Two British films drawn from reality about stiff-upper-lipped Englishmen stoically doing the right thing, simply because it’s right. There’s more texture to Oliver Parker and William Ivory’s The Great Escaper, simply because Michael Caine’s decrepit old buffer causes all sorts of consternation back home when he does a bunk from his care home, and therefore it’s possible to attribute negative motivations to his actions. This film also benefits from keeping its stars (Caine and Glenda Jackson) centre-stage for much of the running time – the flashbacks to young Caine are kept to a minimum.
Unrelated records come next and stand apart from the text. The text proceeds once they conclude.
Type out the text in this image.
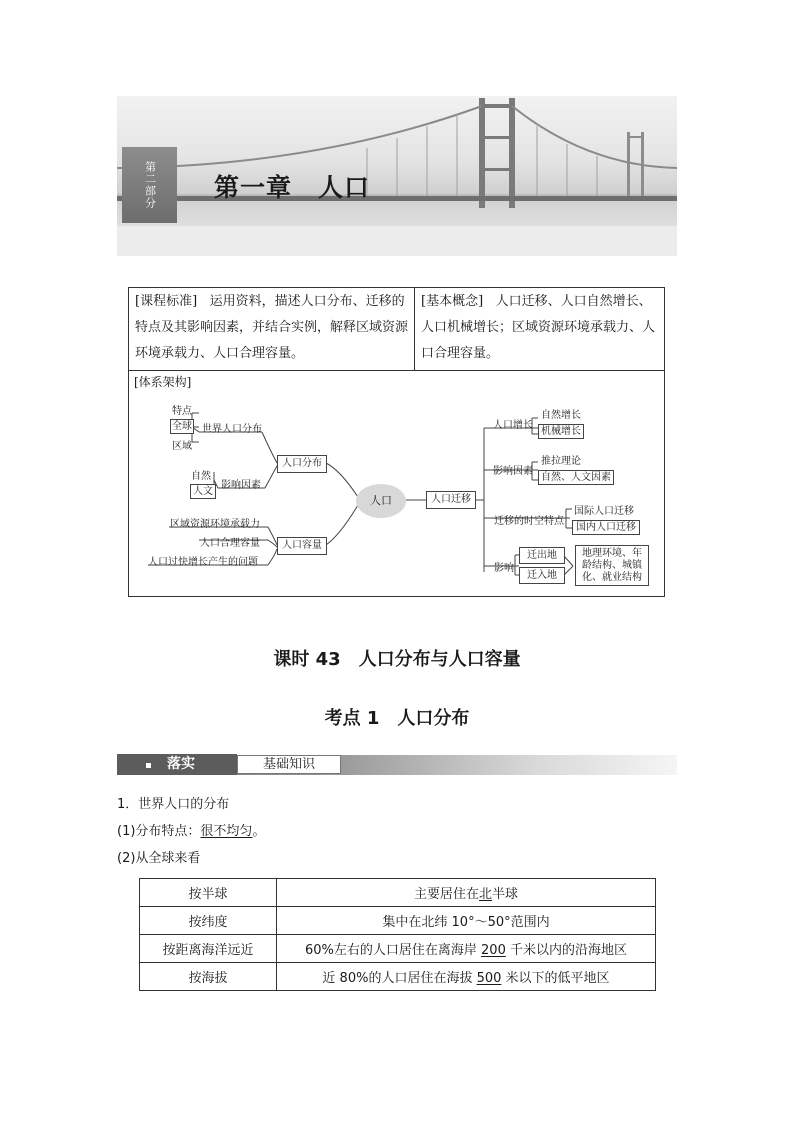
第二部分 第一章　人口
[课程标准] 运用资料，描述人口分布、迁移的特点及其影响因素，并结合实例，解释区域资源环境承载力、人口合理容量。
[基本概念] 人口迁移、人口自然增长、人口机械增长；区域资源环境承载力、人口合理容量。
[体系架构]
人口
人口分布
人口容量
特点
全球
区域
世界人口分布
自然
人文
影响因素
区域资源环境承载力
人口合理容量
人口过快增长产生的问题
人口迁移
人口增长
自然增长
机械增长
影响因素
推拉理论
自然、人文因素
迁移的时空特点
国际人口迁移
国内人口迁移
影响
迁出地
迁入地
地理环境、年龄结构、城镇化、就业结构
课时 43　人口分布与人口容量
考点 1　人口分布
落实	基础知识
1．世界人口的分布
(1)分布特点：很不均匀。
(2)从全球来看
按半球	主要居住在北半球
按纬度	集中在北纬 10°～50°范围内
按距离海洋远近	60%左右的人口居住在离海岸 200 千米以内的沿海地区
按海拔	近 80%的人口居住在海拔 500 米以下的低平地区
It doesn’t outstay its welcome, but it does feel like it’s running on rails, and ends up reaching for a catharsis which seems forever out of its reach. Its most interesting moments are those when Bernie takes a different path – visiting a comrade’s grave and missing out on the big show which was his ostensible reason for going. Spare a thought for John Standing and Victor Oshin who do nice work but get no plaudits. For one brief moment, as Bernie shares a salute with equally decrepit Germans who were firing machine guns at British troops during the Normandy landings, there’s a flicker of something much deeper, more profound and incredibly moving. But Parker swiftly moves back to the feelgood old-folks charm.

I remember watching the episode of That’s Life in which Esther Rantzen surprised Nicholas Winton with an audience full of the now grown-up children whose lives he’d saved by arranging their escape from occupied Czechoslovakia in the late 1930s. It’s practically impossible to watch without bursting into tears. If you want to watch it, a YouTube search will bring it up. Or you could watch One Life which plods its way towards the same endpoint.

Anthony Hopkins is the big ticket here, but the 1930s stuff is vastly more interesting, where we have to make do with Johnny Flynn (hilariously broad in the West End as Richard Burton at the moment), but get consolation prizes in the form of Helena Bonham Carter and Romola Garai. There’s fine evocation of time and place in these scenes, but I was left waiting for Hopkins to come back and then bored by much of what he was doing. As a hymn to the virtues of stubbornness, politeness and diligent paperwork, this is suitably stirring, but nothing can ever come close to the impact of watching that BBC broadcast, despite the best efforts of cast and crew.